SEATTLE — Although this city may be better known as the cradle of the now-defunct grunge, it has long been a hotbed of accessories designers whose works range from the traditional to the outrageous. Here, three designers offer their own interpretations of Seattle style.
In 1967, San Francisco’s Summer of Love, Michael Green was selling handmade sandals and leather goods in Haight-Ashbury. Today, his Seattle factory produces 400 to 500 leather bags a month, from passport pouches to handbags and briefcases, for accounts such as Nordstrom, Biagio and Delta Airlines, for which he makes flight attendants’ handbags. The average wholesale price is $70, and annual sales are $500,000.

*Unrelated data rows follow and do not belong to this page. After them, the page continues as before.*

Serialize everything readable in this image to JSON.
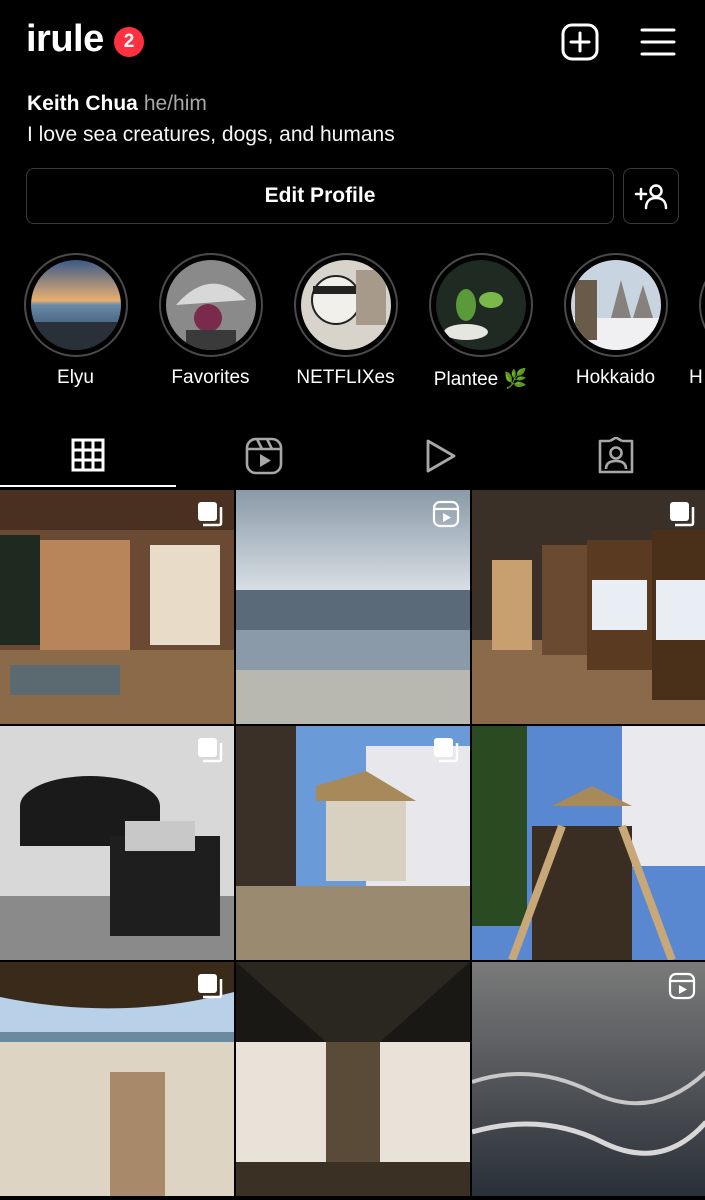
{
  "header": {
    "username": "irule",
    "notification_count": "2",
    "add_icon": "plus-square-icon",
    "menu_icon": "hamburger-menu-icon"
  },
  "profile": {
    "name": "Keith Chua",
    "pronouns": "he/him",
    "bio": "I love sea creatures, dogs, and humans"
  },
  "actions": {
    "edit_profile_label": "Edit Profile",
    "add_person_icon": "add-person-icon"
  },
  "highlights": [
    {
      "label": "Elyu"
    },
    {
      "label": "Favorites"
    },
    {
      "label": "NETFLIXes"
    },
    {
      "label": "Plantee 🌿"
    },
    {
      "label": "Hokkaido"
    },
    {
      "label": "H"
    }
  ],
  "tabs": [
    {
      "name": "grid",
      "icon": "grid-icon",
      "active": true
    },
    {
      "name": "reels",
      "icon": "reels-icon",
      "active": false
    },
    {
      "name": "video",
      "icon": "play-icon",
      "active": false
    },
    {
      "name": "tagged",
      "icon": "tagged-person-icon",
      "active": false
    }
  ],
  "posts": [
    {
      "kind": "carousel",
      "scene": "cafe-interior"
    },
    {
      "kind": "reel",
      "scene": "beach-surf"
    },
    {
      "kind": "carousel",
      "scene": "coffee-jars"
    },
    {
      "kind": "carousel",
      "scene": "grill-bw"
    },
    {
      "kind": "carousel",
      "scene": "cafe-exterior"
    },
    {
      "kind": "none",
      "scene": "wooden-stairs"
    },
    {
      "kind": "carousel",
      "scene": "beach-walkway"
    },
    {
      "kind": "none",
      "scene": "hallway"
    },
    {
      "kind": "reel",
      "scene": "ocean-waves"
    }
  ],
  "colors": {
    "background": "#000000",
    "badge": "#ff3040",
    "border": "#3a3a3a",
    "muted_text": "#a8a8a8"
  }
}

Green, a native of Hewlett, Long Island, where he went to high school with Donna Karan, attended the Fashion Institute of Technology for two years before heading to the West Coast.
The self-described former hippie calls his look “clean, simple, functional. It’s a bag for an American woman, whether she’s wearing blue jeans or a pair of slacks and a blazer. I use a structured leather — firm but not stiff — so that my bags have a crisp, tailored silhouette. Our leather has a high shine, which adds to that tailored look.”
Wayne Wichern grew up on a farm in Cody, Wyoming, which he admits is “a strange place for a hatmaker to come from.” After taking courses in floral design at Seattle Community College and working as a dancer in New York, he returned to Seattle to oversee fashion displays at the Frederick & Nelson department store.
A full-time milliner since 1991, the 37-year-old Wichern does custom work, in addition to selling Barneys New York’s Seattle store, and boutiques in Seattle, Detroit, California and upstate New York. He produces 12-15 styles a season, mostly velour or felt, and sales last year were about $40,000, “a big jump from the year before.”
Wichern describes his look as “clean; a bit on the fashion edge; not particularly safe. My visor caps, for example, require someone who is assertive and aggressive.”
ROBIN DE VICK
Robin de Vick describes her handpainted scarfs and vests as “whimsical and fun. For fall, we did a scarf for Barneys that had tractors and a big barn.”
The Seattle native, who has a fine arts degree from the University of Washington, has been “making a living” in design for four years. She and her assistants produce about 300 vests and 100 scarfs a season. Vests wholesale for about $65; scarfs, $45 to $80, and last year’s sales were $115,000.
De Vick’s accounts include Henri Bendel, Barneys New York, Neiman Marcus, Searle and Nordstrom, and she is represented in New York by D.P. Accessories. For fall, de Vick is expanding her line to include dresses and skirts, and home furnishings.